When we developed Virtual PC for Windows at Connectix, we designed it for speed, and the best way to make it scream was to take complete and utter control of the entire machine for brief periods of time without the underlying OS knowing about it.
The reason this got us great performance was that we could directly leverage the MMU on the processor to manage memory. Without that, every single memory access would involve verifying permissions and mappings, and that would have crippled performance.
In order to begin taking over the machine, we first had to gain access to kernel mode. To do this, we just identified an unused interrupt vector in the OS’s interupt vector table, and patched it to point to our own code—which lived in user mode. (Security experts are rightly freaking out at reading this.)
Once in control, we would run as long as we could, until an interrupt was signaled. When that happened, we would immediately put the OS’s page tables back and then hop to the OS’s interrupt handling code, pretending like nothing at all had happened.
A good analogy is if, right after leaving for work, someone breaks into your house, rearranges your furniture, and hangs out. Then, when they see you pull up in the driveway, they put everything back exactly the way it was and slip out the window, with you none the wiser.
Of course, the other thing that was happening around the time of our purchase was the release of Windows XP Service Pack 2, which was the big security-focused version of Windows XP. All code had to go through a security audit, especially code from outsiders.
Thus we were told that we needed to come up with a clean and proper way to do this switch, which involved installing a driver that could be called with proper permission checking by the OS.
Apart from security improvements, the rest of our efforts in this release went toward rebranding and minor tweaks. All told, it took a little more than a year to complete the work, and then it was time to move on to the real reason Microsoft bought Connectix: creating the next generation.
By the time we began work on Hyper-V, VMWare had already made significant inroads in defining and dominating the x86 virtualization market. Microsoft wanted to make virtualization a key part of Windows Server 2008, and the Connectix engineers were at the heart of this effort.
One advantage of starting late is that both Intel and AMD were in the process of introducing virtualization extensions that formalized virtual machine support in the processor. (We eventually retrofitted that support into later versions of Virtual PC as well.)
The effort to develop Hyper-V was big enough that we split it into three parts: one team handled the hypervisor, one team handled VMBus and virtual devices (like networking and storage), and I led up the team that handled the rest, including the user-facing parts of the product.
Even within my third of the project, we were dealing with a very broad collection of components, including:
Over the course of the project, my team grew from around 6 to 12 people, and I ended up not actually writing very much code, as managing a team that size required all my attention.

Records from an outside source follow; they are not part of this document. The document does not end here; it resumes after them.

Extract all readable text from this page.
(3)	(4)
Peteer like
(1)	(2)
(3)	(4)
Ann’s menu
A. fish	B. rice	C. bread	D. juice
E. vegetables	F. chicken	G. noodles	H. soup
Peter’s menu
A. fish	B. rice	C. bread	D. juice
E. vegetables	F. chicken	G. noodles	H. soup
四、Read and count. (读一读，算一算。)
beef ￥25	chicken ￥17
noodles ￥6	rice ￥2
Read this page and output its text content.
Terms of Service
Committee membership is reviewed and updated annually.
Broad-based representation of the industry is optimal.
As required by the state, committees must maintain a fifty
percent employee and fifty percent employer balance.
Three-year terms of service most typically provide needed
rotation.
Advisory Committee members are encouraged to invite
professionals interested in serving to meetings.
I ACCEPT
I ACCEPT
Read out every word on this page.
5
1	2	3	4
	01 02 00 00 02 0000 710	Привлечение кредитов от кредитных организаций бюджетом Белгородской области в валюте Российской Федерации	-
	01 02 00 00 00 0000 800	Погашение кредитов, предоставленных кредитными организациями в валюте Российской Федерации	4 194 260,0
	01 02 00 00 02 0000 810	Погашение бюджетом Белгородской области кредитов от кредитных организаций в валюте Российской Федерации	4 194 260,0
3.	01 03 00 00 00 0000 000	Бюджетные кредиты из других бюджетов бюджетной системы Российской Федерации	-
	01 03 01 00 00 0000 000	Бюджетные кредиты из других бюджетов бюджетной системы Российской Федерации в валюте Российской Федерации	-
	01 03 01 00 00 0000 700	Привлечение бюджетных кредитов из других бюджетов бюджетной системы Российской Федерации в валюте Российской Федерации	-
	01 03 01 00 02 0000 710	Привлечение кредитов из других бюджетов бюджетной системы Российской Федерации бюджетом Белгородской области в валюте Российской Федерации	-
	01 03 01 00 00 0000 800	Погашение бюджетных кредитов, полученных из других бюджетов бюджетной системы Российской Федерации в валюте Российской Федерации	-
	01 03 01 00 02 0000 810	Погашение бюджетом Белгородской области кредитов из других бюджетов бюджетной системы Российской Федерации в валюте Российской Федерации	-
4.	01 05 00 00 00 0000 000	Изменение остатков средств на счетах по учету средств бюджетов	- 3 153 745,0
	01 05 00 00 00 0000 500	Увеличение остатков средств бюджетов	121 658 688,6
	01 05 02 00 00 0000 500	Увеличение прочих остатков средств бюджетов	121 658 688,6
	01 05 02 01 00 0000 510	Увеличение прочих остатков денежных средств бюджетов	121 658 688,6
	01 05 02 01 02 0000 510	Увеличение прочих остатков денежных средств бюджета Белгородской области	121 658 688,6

As a result, after the successful launch of Hyper-V as part of Windows Server 2008, I decided to take a break from management and became an individual contributor once again. This meant finding something fun to work on.
Unfortunately, these things don’t always happen quickly. I killed time working on a couple of related projects, including system support for mounting VHD images that shipped in Windows 7. And then I found what was probably the perfect project for me.
It was in 2009 when I first heard of a small incubation effort to get Windows up and running on ARM processors. At the time I encountered it, the project was being driven by one person, who actually already had the OS booting with little official help.
But the time was right for official ARM support to become important. The dawn of multicore mobile processors was here, and Windows CE’s lack of MP support was beginning to put Microsoft at an even greater disadvantage.
Since ARM processors were getting more powerful all the time, and since NT was designed from the start to support running with multiple processors, it seemed inevitable that someone would make it an official ask soon, so why not start now?
This project, it turned out, was absolutely perfect for my skills. It involved both porting (which I had done at LucasArts and in my MAME work) and bare metal programming (which I had done throughout my career dating back to my early games).
One of the first things we did was to define the runtime environment requirements. At a minimum, we chose to standardize on modern ARMv7 processors, and to require both hardware floating-point support (VFP) and SIMD support (NEON).
Doing this meant we could ignore a lot of backwards compatibility issues and focus on just supporting the high-end fully-featured processors like the ARM Cortex A9/A15 and the Qualcomm Snapdragon class of CPUs.
Another controversial call we made was to fully embrace the Thumb-2 ISA. Since there was no legacy code running on these systems, there was no need to support two ISAs (both A32 and Thumb), so we standardized on the more compact form throughout the OS.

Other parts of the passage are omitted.